Dans les Länder où le SPD représente encore le monde ouvrier, comme en Rhénanie – Westphalie du Nord (NRW), les adhérents du SPD ne comprennent plus leurs patrons. Et c’est surtout l’annonce d’Andrea Nahles de vouloir ouvrir le parti à de futures coopérations avec « Die Linke » qui irrite. Car actuellement, une telle coalition SPD-Die Linke-Verts disposerait d’une majorité au Bundestag et pourrait tout simplement prendre le pouvoir. Mais la direction du SPD a décidé de laisser passer cette chance – et les membres du SPD ne comprennent pas pourquoi le parti annonce cette ouverture pour un avenir incertain, tandis que la mathématique voudrait que cette coalition de la gauche se fasse maintenant où elle est possible.

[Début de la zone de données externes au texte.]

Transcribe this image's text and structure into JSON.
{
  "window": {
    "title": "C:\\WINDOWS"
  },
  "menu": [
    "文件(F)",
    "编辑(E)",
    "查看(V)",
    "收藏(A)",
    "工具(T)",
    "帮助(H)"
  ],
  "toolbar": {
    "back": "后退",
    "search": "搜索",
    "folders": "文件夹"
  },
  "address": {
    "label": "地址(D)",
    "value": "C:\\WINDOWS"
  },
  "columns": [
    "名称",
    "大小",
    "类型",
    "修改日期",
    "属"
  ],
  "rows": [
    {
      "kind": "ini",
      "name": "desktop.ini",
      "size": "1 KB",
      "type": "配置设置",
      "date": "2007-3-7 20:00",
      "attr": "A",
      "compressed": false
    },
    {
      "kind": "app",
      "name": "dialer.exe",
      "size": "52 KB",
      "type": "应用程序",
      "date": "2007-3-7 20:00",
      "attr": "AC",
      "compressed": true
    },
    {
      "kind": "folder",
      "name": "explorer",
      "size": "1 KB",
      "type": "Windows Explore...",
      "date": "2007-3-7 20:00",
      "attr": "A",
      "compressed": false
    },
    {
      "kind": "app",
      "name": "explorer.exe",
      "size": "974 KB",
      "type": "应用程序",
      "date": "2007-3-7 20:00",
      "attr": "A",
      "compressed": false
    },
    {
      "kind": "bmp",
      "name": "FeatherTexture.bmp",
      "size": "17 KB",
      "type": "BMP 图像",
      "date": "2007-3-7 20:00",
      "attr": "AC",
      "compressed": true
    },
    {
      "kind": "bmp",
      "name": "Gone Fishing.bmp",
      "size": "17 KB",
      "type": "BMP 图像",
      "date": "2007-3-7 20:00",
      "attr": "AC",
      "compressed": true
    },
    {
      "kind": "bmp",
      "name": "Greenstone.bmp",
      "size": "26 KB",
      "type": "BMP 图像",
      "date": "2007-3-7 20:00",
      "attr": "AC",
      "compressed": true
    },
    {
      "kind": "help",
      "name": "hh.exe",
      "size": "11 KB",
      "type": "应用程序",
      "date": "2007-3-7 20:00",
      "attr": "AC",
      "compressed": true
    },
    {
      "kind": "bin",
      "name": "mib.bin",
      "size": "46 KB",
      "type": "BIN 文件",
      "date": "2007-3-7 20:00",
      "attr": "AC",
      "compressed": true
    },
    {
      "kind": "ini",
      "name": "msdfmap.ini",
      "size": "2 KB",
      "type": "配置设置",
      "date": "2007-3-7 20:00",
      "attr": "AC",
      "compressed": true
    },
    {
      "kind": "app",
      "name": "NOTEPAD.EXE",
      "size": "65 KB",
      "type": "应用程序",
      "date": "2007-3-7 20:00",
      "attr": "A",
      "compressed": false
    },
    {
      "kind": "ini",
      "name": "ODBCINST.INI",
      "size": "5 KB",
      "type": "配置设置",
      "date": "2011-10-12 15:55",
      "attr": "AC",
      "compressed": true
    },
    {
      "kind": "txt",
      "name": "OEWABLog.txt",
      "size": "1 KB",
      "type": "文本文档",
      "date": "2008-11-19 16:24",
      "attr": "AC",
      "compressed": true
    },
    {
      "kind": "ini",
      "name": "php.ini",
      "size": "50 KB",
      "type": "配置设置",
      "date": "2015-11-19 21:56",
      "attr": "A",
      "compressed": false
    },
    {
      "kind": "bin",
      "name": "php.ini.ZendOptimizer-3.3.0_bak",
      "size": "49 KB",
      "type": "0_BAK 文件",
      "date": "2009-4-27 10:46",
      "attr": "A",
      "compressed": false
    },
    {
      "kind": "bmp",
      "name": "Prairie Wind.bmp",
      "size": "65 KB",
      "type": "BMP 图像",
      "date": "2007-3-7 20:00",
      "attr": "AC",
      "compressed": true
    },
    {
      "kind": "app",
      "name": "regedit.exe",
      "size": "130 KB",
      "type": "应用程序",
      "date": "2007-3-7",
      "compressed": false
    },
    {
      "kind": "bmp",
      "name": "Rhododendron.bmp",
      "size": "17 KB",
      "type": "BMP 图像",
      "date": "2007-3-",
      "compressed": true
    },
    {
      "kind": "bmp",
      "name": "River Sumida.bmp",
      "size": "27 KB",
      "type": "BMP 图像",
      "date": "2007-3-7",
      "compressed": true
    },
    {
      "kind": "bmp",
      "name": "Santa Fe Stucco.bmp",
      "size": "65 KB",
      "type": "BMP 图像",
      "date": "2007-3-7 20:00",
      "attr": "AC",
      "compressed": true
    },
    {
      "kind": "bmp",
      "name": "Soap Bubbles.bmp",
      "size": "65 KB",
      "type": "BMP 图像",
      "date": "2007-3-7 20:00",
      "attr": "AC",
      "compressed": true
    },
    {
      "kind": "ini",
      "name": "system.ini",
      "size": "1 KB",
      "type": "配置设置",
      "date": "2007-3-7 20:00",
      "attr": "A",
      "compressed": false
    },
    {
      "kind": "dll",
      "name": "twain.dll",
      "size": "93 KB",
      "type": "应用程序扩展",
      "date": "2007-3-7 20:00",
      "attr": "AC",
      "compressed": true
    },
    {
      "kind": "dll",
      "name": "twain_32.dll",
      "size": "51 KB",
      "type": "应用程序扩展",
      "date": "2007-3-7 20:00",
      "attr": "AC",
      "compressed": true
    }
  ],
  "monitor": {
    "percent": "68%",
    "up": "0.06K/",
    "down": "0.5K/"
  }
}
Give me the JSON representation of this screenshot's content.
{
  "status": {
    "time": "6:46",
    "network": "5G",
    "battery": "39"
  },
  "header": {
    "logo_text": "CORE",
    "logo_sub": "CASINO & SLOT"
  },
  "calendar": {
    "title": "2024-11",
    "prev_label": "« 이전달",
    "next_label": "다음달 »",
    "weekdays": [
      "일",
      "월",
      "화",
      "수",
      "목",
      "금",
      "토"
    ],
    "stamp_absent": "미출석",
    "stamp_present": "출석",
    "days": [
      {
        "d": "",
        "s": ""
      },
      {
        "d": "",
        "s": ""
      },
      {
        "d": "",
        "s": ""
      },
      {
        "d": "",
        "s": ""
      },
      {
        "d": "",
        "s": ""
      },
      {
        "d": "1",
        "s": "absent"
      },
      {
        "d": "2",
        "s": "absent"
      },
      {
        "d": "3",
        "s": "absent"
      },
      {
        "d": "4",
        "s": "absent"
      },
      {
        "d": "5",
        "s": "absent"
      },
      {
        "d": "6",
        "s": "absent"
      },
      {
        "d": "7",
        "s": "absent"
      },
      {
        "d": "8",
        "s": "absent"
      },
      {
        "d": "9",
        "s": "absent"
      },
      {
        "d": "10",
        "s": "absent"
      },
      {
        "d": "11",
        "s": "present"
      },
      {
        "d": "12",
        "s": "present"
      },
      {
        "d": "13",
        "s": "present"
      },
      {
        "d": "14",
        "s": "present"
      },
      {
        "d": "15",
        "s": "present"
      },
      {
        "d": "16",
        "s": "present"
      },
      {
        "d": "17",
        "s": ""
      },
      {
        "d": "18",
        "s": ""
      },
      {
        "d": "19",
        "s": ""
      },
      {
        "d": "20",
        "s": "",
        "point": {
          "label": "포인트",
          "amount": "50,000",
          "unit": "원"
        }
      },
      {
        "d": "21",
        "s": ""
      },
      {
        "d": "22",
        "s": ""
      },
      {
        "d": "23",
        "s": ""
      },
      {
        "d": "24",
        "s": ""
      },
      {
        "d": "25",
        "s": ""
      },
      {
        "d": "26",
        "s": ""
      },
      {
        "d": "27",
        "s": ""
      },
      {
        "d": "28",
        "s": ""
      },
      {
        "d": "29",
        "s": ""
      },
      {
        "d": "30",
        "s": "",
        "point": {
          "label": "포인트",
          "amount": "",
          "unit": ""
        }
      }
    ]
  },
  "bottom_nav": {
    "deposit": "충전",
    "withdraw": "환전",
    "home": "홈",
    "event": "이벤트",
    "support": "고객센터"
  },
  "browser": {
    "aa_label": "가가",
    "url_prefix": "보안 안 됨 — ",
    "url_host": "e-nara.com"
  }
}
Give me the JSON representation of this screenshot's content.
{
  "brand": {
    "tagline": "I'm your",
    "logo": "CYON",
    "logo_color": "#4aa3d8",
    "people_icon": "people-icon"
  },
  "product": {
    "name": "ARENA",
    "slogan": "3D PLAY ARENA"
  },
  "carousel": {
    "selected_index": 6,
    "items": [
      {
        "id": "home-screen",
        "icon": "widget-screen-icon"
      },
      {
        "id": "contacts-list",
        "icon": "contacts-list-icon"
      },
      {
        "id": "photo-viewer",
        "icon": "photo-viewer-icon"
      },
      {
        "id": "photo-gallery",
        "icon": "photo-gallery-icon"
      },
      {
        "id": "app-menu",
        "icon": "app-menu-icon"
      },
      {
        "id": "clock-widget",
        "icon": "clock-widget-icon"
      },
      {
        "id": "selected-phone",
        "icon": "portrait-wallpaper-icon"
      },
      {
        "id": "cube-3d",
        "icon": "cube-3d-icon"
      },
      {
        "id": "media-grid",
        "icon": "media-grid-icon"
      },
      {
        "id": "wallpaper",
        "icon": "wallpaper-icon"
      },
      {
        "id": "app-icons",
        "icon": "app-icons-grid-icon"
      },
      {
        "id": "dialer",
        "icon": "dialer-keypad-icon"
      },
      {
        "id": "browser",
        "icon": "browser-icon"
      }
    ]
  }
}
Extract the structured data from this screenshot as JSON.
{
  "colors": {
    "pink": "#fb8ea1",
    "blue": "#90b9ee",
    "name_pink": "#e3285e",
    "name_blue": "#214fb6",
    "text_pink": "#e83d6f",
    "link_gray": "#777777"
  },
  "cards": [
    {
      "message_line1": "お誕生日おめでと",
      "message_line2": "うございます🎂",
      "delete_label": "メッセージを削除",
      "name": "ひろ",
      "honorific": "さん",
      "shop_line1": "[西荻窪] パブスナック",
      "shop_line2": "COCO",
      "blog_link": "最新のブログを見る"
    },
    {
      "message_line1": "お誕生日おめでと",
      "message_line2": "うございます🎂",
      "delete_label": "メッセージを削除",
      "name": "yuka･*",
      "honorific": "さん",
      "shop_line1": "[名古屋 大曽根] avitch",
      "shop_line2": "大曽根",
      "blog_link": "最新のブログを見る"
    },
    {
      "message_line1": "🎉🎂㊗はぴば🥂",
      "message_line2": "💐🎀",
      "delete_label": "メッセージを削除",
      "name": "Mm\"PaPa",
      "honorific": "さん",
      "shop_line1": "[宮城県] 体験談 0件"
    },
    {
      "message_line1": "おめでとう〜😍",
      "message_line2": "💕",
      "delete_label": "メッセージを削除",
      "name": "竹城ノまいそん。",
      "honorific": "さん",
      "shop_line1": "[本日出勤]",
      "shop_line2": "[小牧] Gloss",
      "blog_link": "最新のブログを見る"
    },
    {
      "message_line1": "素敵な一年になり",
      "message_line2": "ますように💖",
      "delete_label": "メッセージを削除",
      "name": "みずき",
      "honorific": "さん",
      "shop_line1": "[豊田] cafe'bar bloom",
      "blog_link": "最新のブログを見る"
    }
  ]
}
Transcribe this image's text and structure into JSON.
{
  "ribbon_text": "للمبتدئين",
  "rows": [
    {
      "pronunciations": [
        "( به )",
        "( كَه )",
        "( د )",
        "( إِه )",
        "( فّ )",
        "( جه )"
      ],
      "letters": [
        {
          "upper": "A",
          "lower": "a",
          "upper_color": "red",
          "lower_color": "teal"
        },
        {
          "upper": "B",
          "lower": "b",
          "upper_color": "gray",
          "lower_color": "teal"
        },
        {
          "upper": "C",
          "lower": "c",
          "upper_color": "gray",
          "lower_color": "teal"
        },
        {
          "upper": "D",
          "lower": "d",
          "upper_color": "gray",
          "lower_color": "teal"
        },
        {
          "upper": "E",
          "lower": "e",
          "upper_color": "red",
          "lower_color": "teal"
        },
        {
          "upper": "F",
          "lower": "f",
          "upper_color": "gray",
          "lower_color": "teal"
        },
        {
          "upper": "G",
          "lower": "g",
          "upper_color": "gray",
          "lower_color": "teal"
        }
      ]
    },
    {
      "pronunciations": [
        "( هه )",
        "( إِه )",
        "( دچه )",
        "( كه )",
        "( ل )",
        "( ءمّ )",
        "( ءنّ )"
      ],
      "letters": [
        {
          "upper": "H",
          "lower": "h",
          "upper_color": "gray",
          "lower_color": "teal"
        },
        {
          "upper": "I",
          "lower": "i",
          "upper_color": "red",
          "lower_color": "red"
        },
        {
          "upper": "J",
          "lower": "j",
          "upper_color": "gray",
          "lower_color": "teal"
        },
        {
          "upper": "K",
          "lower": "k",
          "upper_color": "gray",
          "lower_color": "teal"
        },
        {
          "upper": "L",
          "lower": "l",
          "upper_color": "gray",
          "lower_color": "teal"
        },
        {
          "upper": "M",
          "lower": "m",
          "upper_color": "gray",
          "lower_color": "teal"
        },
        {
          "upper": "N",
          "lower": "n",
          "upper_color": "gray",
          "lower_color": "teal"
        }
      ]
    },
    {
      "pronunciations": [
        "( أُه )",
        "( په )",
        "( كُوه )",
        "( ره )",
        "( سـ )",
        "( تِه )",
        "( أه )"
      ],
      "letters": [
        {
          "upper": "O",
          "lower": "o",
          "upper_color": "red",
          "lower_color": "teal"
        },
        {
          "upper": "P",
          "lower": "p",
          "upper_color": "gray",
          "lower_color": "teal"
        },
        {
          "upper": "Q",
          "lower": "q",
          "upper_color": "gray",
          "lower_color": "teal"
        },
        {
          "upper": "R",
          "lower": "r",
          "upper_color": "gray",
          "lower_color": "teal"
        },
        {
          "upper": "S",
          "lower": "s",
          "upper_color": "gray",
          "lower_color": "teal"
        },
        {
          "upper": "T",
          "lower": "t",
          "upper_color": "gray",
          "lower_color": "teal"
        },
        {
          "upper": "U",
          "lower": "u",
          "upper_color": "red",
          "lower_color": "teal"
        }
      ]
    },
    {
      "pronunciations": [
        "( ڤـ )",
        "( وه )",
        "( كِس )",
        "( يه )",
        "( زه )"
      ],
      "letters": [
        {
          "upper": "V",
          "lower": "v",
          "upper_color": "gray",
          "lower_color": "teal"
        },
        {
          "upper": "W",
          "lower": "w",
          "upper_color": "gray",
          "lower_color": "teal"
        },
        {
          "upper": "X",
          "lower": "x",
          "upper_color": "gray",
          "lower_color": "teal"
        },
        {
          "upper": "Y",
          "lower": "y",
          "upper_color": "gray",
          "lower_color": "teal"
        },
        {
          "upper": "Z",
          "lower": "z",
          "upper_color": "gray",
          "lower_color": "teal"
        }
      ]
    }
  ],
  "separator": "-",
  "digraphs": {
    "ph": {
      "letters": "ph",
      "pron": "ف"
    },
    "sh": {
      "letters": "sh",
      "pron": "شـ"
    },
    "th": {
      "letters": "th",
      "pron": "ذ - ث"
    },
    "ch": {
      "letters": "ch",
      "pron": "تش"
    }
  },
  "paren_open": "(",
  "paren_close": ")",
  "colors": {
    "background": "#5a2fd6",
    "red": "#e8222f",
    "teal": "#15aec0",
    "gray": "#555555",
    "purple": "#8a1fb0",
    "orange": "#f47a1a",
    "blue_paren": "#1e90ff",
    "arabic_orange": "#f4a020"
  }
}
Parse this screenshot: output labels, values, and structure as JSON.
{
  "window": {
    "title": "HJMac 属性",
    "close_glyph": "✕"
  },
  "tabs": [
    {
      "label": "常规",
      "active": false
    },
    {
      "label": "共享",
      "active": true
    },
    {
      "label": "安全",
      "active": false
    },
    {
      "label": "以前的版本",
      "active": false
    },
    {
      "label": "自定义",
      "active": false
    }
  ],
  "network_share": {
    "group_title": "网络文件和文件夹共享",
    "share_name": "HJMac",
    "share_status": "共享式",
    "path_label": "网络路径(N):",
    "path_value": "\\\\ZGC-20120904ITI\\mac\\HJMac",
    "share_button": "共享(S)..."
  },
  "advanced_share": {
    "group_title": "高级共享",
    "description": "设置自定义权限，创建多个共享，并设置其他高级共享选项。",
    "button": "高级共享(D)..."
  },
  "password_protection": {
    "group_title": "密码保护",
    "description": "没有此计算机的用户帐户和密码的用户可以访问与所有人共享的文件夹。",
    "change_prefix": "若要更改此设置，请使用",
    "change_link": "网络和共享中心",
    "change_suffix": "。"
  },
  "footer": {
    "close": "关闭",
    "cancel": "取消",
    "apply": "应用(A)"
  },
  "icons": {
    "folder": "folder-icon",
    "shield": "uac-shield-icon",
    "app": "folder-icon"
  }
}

Depuis bientôt deux mois, CDU/CSU et SPD négocient. Et les négotiations pourront encore durer, puisqu’il y a discorde entre les deux groupes concernant bon nombre de dossiers. Et pendant que les émissaires des deux partis négocient, se disputent et se font la bise devant les caméras, les membres du SPD se posent la question pourquoi ils ont voté pour le plus grand parti populaire de la gauche si celui-ci n’ose pas prendre le pouvoir. A quoi bon voter pour le SPD si le SPD n’a qu’un souci – aider la CDU et Angela Merkel à faire un troisième mandat ?
Le SPD se trouve désormais dans une situation très inconfortable. Avec le deuxième plus mausvais résultat de son histoire d’après-guerre, le SPD ne sait plus dans quelle direction regarder. Et bizarrement, ce n’est pas la possibilité de diriger le pays (SPD, Die Linke et les Verts totalisent 320 sièges au Bundestag contre 311 de la CDU/CSU), mais la personne d’Angela Merkel qui semble rassurer les socio-démocrates. Le SPD est en train de commettre une erreur historique – au lieu de former un gouvernement de la gauche pour mener une politique plus sociale, il soutient le gouvernement d’Angela Merkel. Pour une poignée de fauteuils de ministres.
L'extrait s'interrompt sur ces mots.